1
votes

I was looking at constructing optimal Huffman codes over non-binary alphabets.

This question was asked in Huffman trees for non-binary alphabets?. The solution suggested to use the Huffman coding procedure combining n lowest frequency symbols at a time (as is also suggested by wikipedia). However, This does not seem to be optimal.

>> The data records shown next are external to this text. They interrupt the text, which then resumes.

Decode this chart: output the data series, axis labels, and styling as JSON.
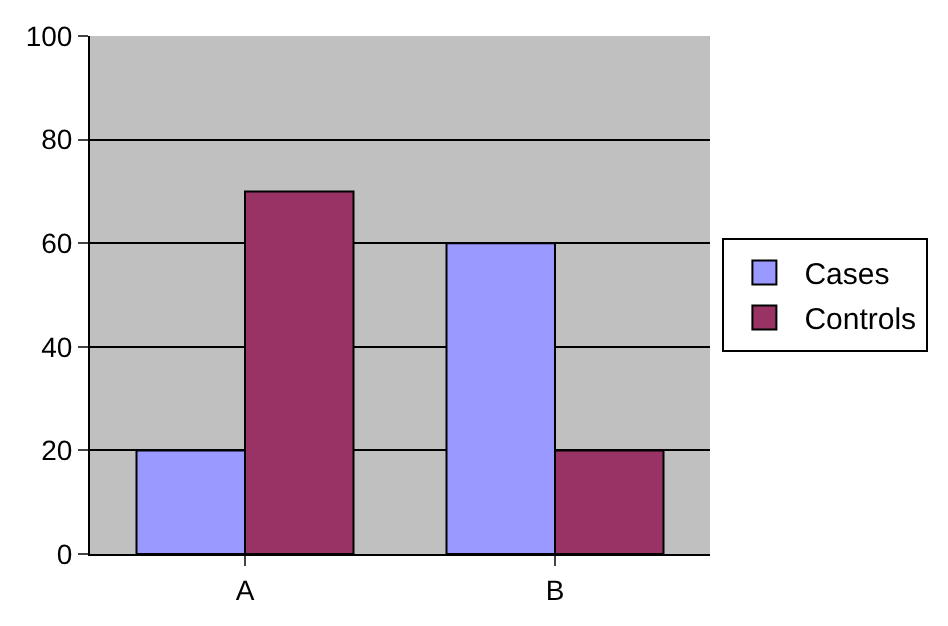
{
  "chart_data": {
    "type": "bar",
    "categories": [
      "A",
      "B"
    ],
    "series": [
      {
        "name": "Cases",
        "color": "#9999ff",
        "values": [
          20,
          60
        ]
      },
      {
        "name": "Controls",
        "color": "#993366",
        "values": [
          70,
          20
        ]
      }
    ],
    "ylim": [
      0,
      100
    ],
    "yticks": [
      0,
      20,
      40,
      60,
      80,
      100
    ],
    "grid": "y",
    "legend": "right"
  }
}
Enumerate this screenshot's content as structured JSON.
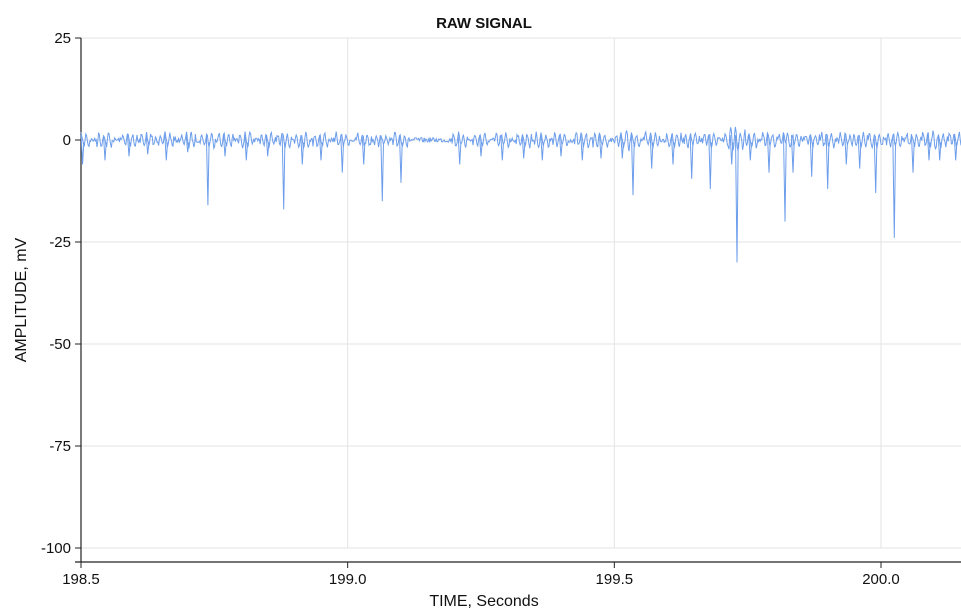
{
  "chart_data": {
    "type": "line",
    "title": "RAW SIGNAL",
    "xlabel": "TIME, Seconds",
    "ylabel": "AMPLITUDE, mV",
    "xlim": [
      198.5,
      200.15
    ],
    "ylim": [
      -100,
      25
    ],
    "x_ticks": [
      198.5,
      199.0,
      199.5,
      200.0
    ],
    "x_tick_labels": [
      "198.5",
      "199.0",
      "199.5",
      "200.0"
    ],
    "y_ticks": [
      25,
      0,
      -25,
      -50,
      -75,
      -100
    ],
    "y_tick_labels": [
      "25",
      "0",
      "-25",
      "-50",
      "-75",
      "-100"
    ],
    "grid": true,
    "legend": "none",
    "line_color": "#6d9eeb",
    "baseline": 0,
    "noise_amplitude": 0.6,
    "spikes": {
      "x": [
        198.503,
        198.545,
        198.59,
        198.625,
        198.66,
        198.7,
        198.738,
        198.77,
        198.81,
        198.85,
        198.88,
        198.915,
        198.95,
        198.99,
        199.03,
        199.065,
        199.1,
        199.21,
        199.25,
        199.29,
        199.33,
        199.365,
        199.4,
        199.44,
        199.475,
        199.515,
        199.535,
        199.57,
        199.61,
        199.645,
        199.68,
        199.72,
        199.73,
        199.755,
        199.79,
        199.82,
        199.835,
        199.87,
        199.9,
        199.935,
        199.96,
        199.99,
        200.025,
        200.06,
        200.09,
        200.11,
        200.14
      ],
      "y": [
        -6,
        -5,
        -4,
        -3.5,
        -5,
        -3,
        -16,
        -4,
        -5,
        -4,
        -17,
        -6,
        -5,
        -8,
        -6,
        -15,
        -10.5,
        -6,
        -4,
        -5,
        -4.5,
        -5,
        -4,
        -5,
        -4.5,
        -4.5,
        -13.5,
        -7,
        -6,
        -9.5,
        -12,
        -6,
        -30,
        -5,
        -8,
        -20,
        -8,
        -9,
        -12,
        -6,
        -7,
        -13,
        -24,
        -8,
        -5,
        -5,
        -5
      ]
    }
  }
}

Say I have 4 alphabets with frequencies,

 A --> 0.4

 B --> 0.25

 C --> 0.2

 D --> 0.15

The ternary Huffman code derived here using this would be

A --> 0

B --> 10

C --> 11

D --> 12

However the following code would have shorter expected length:

A --> 0

B --> 1

C --> 20

D --> 21

Am I missing something here?

PS I am posting this as a question because I can not comment on the previous post.

1
Can you please explain the steps on how you get your example solution (A->0, B->10 etc.) as when I perform the Huffman algorithm with n=3 I get the results similar to what you're expecting, not the ones you obtain. - Happington
I combine the three least probable characters B,C,D to get a supercharacter BCD of probability .6. Next, I have to find a Huffman code for A, and BCD with probabilities .4 and .6. I assign 0 to A and 1 to BCD. Then I unravel BCD to get 10 for B, 11 for C and 12 for D. - Devil
Ohhh I see where you're going wrong, I'll explain it in an answer, hold up. - Happington
Sorry for the incorrect information, I have updated my answer with a more correct version and a proper reference. - Happington

1 Answers

2
votes

The wikipedia article pointed to says "Note that for n greater than 2, not all sets of source words can properly form an n-ary tree for Huffman coding. In this case, additional 0-probability place holders must be added." I think for a 3-ary tree the next full tree after 3 leaves has 5 leaves, so I think you should add a 0-probability character before running the 3-ary huffman code algorithm and this gives you {0, C, D} as the first stage, which produces the encoding you prefer.